当一个 pod 退出时,kubeletpreStop
在删除容器之前执行一个 pod,允许 pod 在退出之前执行脚本来清除必要的资源等。但是,preStop
也可能会失败或者挂起,这种情况下preStop
不会阻止 pod 退出,kubelet 也不会重复执行,而是会等待一段时间,超过这个时间容器会被删除,以保证整个系统的稳定性.
整个过程都在函数中killContainer
。pod优雅退出时我们需要明确的是,kubelet的等待时间是由这些因素决定的,以及用户可以设置的字段和系统组件的参数是如何协同工作的。
宽限期
kubelet计算gracePeriod的过程如下
- 如果 pod
DeletionGracePeriodSeconds
不是 nil,即被 ApiServer 删除,gracePeriod 直接取值。 - 如果 pod
Spec.TerminationGracePeriodSeconds
不是 nil,则查看 pod 删除的原因是什么。

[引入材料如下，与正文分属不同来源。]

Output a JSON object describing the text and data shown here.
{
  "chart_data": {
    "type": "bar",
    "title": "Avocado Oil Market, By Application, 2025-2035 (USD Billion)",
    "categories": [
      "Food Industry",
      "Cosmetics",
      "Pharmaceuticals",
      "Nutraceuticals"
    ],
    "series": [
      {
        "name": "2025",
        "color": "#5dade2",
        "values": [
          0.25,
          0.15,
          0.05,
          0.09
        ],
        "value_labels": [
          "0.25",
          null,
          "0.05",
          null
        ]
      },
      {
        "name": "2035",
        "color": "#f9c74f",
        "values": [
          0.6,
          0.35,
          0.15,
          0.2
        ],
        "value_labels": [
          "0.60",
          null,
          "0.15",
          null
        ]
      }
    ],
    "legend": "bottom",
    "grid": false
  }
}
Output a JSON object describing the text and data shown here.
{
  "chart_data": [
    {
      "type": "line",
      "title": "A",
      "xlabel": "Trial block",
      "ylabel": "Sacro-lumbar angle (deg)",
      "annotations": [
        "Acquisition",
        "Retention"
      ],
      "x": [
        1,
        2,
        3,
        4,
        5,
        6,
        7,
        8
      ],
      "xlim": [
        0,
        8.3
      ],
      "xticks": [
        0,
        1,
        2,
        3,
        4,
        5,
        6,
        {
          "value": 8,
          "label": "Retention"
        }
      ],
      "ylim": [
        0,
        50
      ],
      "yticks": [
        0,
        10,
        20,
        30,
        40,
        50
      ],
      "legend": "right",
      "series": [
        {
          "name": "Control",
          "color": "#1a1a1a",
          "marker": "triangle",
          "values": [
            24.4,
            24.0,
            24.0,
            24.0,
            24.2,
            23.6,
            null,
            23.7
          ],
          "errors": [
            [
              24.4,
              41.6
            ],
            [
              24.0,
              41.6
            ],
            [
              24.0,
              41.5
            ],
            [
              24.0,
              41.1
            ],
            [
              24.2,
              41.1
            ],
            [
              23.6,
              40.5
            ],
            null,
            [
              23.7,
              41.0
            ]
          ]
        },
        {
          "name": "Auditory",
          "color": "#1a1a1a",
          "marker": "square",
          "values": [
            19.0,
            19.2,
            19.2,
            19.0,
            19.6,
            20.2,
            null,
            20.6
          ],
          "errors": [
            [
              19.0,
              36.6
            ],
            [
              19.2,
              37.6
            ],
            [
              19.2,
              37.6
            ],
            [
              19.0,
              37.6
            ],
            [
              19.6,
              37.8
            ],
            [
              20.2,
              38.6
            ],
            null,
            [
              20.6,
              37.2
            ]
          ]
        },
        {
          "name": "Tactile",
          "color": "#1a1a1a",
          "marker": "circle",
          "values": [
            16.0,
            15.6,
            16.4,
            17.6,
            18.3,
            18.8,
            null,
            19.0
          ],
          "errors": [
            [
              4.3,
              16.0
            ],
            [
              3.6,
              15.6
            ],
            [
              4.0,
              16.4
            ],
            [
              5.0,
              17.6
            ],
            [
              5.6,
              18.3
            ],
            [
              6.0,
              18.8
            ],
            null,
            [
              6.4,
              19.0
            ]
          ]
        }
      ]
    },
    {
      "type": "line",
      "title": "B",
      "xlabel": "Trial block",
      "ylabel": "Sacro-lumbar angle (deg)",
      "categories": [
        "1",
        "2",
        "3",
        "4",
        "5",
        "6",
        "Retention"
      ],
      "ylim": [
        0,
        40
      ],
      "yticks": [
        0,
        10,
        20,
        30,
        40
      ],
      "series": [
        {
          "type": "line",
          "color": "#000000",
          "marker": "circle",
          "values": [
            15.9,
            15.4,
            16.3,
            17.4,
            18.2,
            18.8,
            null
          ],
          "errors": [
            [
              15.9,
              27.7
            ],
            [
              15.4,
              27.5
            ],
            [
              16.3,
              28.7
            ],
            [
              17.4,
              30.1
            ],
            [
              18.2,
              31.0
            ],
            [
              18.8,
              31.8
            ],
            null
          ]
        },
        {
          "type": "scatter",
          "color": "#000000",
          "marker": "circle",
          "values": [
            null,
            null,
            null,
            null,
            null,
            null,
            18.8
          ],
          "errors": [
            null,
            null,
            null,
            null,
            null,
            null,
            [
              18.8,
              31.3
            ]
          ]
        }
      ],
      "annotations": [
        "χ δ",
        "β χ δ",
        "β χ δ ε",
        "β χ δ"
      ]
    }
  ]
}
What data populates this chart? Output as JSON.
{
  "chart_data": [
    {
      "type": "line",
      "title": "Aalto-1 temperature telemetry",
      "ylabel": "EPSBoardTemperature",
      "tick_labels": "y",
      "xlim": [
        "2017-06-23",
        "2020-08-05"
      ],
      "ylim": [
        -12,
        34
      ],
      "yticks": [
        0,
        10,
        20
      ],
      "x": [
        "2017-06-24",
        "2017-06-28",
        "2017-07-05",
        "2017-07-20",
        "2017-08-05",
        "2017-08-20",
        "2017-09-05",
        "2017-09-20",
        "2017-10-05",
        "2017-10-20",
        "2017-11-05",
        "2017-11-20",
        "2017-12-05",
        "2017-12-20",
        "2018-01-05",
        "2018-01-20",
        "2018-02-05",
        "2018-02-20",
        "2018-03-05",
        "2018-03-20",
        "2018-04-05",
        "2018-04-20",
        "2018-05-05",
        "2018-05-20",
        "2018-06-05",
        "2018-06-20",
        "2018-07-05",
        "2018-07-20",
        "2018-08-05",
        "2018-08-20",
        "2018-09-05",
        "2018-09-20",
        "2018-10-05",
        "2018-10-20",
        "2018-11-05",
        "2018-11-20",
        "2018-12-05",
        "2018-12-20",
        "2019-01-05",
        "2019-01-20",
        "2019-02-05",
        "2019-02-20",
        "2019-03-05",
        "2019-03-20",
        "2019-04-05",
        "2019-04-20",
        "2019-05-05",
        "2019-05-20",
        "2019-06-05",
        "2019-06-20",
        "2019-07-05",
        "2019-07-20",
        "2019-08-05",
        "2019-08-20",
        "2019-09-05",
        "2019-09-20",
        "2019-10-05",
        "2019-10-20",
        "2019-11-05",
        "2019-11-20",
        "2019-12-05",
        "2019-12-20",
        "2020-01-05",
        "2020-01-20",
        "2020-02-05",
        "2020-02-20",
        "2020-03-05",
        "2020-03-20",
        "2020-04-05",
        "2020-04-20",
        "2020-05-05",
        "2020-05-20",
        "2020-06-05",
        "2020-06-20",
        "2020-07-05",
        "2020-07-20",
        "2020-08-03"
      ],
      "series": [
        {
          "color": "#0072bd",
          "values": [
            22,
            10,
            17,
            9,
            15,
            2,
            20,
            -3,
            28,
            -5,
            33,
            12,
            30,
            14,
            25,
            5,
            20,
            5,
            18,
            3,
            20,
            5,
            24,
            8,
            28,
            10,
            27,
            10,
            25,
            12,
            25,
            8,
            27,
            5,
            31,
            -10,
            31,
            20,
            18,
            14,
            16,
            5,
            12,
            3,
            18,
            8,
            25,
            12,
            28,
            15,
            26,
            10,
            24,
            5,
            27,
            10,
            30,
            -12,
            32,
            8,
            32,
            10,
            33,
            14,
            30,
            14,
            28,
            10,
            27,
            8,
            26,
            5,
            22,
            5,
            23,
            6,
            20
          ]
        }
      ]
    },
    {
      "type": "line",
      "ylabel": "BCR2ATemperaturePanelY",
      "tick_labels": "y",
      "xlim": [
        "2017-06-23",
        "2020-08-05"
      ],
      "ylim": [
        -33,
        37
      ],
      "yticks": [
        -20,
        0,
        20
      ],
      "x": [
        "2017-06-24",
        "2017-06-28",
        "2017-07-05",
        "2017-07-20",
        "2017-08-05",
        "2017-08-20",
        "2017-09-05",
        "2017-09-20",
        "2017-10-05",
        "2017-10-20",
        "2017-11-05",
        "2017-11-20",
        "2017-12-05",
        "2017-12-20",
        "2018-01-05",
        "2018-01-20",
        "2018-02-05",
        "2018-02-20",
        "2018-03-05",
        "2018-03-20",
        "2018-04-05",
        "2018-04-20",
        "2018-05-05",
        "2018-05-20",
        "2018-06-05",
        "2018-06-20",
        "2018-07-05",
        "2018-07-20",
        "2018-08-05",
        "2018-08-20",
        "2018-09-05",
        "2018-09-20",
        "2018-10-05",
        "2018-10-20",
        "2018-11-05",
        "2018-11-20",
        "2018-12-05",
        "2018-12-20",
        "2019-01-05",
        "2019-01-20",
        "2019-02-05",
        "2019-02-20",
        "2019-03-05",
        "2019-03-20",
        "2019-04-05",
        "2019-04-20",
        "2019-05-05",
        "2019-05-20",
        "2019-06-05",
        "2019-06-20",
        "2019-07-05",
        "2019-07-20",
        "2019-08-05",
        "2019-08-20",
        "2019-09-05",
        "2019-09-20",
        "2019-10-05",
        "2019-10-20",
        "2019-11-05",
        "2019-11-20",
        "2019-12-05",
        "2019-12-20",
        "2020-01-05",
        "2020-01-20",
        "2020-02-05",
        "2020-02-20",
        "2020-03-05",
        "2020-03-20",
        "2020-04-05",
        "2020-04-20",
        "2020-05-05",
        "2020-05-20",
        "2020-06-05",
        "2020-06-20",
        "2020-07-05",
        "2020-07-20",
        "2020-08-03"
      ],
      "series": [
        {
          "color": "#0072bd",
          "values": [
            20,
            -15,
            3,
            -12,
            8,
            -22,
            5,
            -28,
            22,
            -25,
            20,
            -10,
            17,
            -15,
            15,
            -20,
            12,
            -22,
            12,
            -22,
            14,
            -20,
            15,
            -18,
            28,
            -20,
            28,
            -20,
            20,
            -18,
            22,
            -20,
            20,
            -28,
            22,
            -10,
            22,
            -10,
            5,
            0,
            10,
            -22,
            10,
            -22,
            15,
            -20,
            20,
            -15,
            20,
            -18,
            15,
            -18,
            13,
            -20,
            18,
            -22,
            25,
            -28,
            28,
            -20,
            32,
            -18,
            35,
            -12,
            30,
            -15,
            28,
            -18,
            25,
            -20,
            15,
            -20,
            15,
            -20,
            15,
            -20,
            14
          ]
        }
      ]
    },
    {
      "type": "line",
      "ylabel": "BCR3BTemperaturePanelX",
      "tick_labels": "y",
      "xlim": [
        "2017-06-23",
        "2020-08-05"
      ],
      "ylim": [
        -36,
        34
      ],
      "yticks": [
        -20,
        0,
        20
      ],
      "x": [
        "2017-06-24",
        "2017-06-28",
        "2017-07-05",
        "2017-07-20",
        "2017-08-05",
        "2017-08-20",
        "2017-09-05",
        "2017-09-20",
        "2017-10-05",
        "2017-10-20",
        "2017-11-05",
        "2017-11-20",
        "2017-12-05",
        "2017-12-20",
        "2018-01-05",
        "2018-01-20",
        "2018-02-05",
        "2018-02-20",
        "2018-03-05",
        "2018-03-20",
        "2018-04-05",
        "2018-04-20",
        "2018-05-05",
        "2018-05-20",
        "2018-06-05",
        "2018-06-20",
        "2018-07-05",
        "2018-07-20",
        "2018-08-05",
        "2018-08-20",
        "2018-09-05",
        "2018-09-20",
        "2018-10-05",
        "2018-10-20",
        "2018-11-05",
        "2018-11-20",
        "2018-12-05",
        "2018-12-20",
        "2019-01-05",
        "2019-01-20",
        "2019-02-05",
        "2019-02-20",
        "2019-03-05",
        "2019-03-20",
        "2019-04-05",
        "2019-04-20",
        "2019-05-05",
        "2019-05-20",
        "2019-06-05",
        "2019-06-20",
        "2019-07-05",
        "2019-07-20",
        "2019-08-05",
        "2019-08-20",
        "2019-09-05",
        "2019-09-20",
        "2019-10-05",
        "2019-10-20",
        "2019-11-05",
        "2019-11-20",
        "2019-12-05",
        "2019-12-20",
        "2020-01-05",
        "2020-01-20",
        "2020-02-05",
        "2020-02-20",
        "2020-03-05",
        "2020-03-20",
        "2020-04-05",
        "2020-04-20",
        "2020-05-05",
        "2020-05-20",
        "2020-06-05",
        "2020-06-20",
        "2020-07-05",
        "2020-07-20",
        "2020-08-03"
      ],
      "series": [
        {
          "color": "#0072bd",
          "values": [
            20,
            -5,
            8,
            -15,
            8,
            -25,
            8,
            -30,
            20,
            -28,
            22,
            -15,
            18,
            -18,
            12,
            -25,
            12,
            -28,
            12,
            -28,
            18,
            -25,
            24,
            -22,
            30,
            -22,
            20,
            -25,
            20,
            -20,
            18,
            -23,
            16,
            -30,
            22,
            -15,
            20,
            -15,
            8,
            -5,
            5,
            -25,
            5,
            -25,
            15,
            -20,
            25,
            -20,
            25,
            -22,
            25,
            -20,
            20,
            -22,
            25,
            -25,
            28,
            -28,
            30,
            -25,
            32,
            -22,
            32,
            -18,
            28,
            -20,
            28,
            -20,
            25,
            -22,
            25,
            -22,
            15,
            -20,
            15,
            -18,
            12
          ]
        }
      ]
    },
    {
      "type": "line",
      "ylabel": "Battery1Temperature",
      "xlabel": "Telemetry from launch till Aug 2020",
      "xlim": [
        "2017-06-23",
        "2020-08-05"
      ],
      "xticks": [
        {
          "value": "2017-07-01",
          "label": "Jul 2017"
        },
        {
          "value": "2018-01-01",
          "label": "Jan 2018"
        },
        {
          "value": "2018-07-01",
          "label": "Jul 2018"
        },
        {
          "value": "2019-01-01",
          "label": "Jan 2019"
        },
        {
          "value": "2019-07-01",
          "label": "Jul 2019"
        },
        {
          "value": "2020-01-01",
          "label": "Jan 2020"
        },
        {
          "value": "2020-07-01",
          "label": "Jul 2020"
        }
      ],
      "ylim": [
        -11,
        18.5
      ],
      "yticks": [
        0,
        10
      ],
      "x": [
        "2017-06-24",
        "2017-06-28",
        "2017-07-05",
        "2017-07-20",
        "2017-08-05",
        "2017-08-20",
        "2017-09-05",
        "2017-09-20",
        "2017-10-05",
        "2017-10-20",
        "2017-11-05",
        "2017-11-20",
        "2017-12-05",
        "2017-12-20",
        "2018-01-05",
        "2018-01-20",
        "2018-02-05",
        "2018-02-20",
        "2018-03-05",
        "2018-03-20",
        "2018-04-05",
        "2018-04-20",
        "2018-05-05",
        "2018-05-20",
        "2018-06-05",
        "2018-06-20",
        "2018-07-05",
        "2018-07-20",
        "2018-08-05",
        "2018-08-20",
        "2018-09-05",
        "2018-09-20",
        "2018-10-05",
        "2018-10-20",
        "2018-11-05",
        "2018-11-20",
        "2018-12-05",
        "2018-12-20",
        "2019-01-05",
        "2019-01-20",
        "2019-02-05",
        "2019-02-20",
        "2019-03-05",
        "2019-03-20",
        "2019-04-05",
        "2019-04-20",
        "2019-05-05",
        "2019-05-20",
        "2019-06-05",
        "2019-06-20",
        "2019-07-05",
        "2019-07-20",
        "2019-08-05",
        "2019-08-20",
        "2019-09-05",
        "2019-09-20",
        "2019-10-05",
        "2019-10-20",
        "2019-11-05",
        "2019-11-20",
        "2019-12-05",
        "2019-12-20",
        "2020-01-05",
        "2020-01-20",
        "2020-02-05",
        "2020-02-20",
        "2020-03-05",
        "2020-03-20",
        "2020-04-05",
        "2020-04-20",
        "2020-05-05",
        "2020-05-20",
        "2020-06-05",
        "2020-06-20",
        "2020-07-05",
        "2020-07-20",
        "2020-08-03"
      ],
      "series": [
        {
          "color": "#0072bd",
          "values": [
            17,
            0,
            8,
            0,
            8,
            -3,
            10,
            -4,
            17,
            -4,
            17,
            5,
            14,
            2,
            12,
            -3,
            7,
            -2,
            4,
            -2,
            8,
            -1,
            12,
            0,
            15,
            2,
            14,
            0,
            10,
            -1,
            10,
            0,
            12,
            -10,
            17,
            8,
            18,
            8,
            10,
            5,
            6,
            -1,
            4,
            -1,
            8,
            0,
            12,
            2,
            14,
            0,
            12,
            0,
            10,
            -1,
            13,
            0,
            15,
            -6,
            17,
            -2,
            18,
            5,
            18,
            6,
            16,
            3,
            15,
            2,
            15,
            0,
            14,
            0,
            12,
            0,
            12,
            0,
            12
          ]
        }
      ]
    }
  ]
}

- 如果删除的原因是执行失败
startupProbe
,gracePeriod 取TerminationGracePeriodSeconds
set in的值startupProbe
。 - 如果删除的原因是执行失败
livenessProbe
,gracePeriod 取TerminationGracePeriodSeconds
set in的值livenessProbe
。
- 如果删除的原因是执行失败
一旦获取到gracePeriod,kubelet 就会执行pod preStop
,函数会executePreStopHook
启动一个goroutine 并计算其执行时间。从此时间中减去gracePeriod,以将最终超时传递给运行时以删除容器。超时时间传递给运行时。所以,如果我们设置 pod preStop,我们需要同时考虑 preStop 的执行时间和容器退出的时间,我们可以将 TerminationGracePeriodSeconds 设置为大于 preStop + 容器退出的时间。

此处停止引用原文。